Answer
a) All drivers obey the speed limit.
b) There is a Swedish movie that is not serious.
c) Somebody can keep a secret.
d) Everybody in this class has a good attitude.
Work Step by Step
a) Let the domain be drivers and P(x) mean " x obeys the speed limit ". We can rewrite the given statement as :
$$\exists x \neg P(x)$$
The negation is then by De Morgan's Law for Quantifiers and double negation law:
$$\neg (\exists x \neg P(x)) \equiv \forall x \neg(\neg P(x)) \equiv \forall x P(x)$$
This means : All drivers obey the speed limits.
b) Let the domain be Swedish movies and Q(x) means " x is serious".We can rewrite the given statement as :
$$\forall x Q(x)$$
The negation is then by De Morgan's Law for Quantifiers:
$$\neg (\forall x Q(x)) \equiv \exists x \neg Q(x)$$
This means : There is a Swedish movie that is not serious.

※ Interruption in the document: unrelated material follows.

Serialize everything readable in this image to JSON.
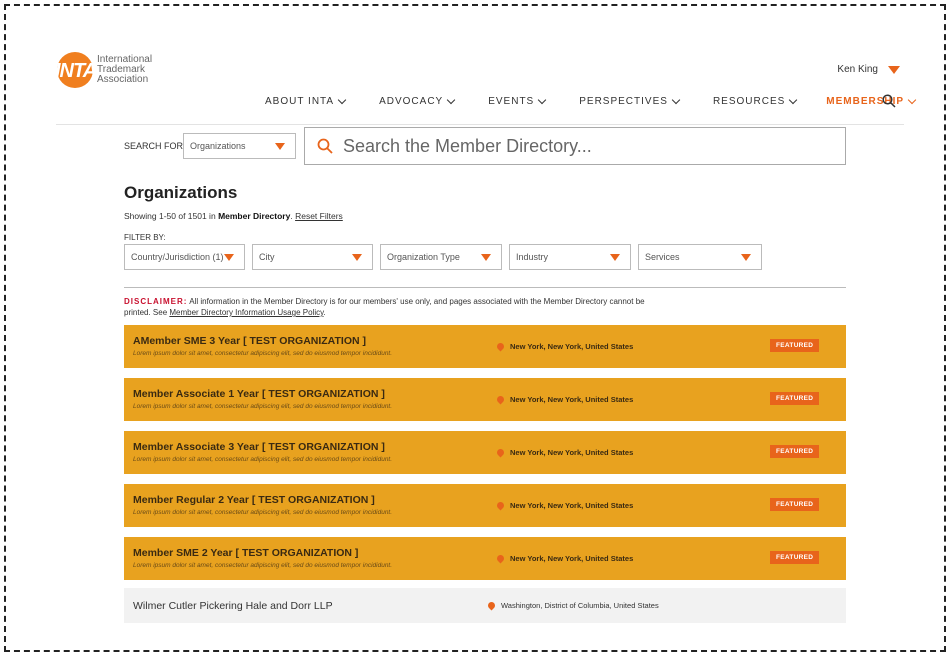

c)Let the domain be people and R(x) be " x can keep a secret ". We can rewrite the given statement as :
$$\neg (\exists x R(x))$$
The negation is then by De Morgan's Law for Quantifiers and double negation law:
$$\neg (\neg (\exists x R(x))) \equiv (\exists x R(x))$$
This means : Somebody can keep a secret.
d)Let the domain be people in this class and S(x) means " x has a good attitude ".
We can rewrite the given statement as :
$$\exists x \neg S(x)$$
The negation is then by De Morgan's Law for Quantifiers and double negation law:
$$\neg (\exists x \neg S(x)) \equiv \forall x \neg(\neg S(x)) \equiv \forall x S(x)$$
This means : Everybody in this class has a good attitude.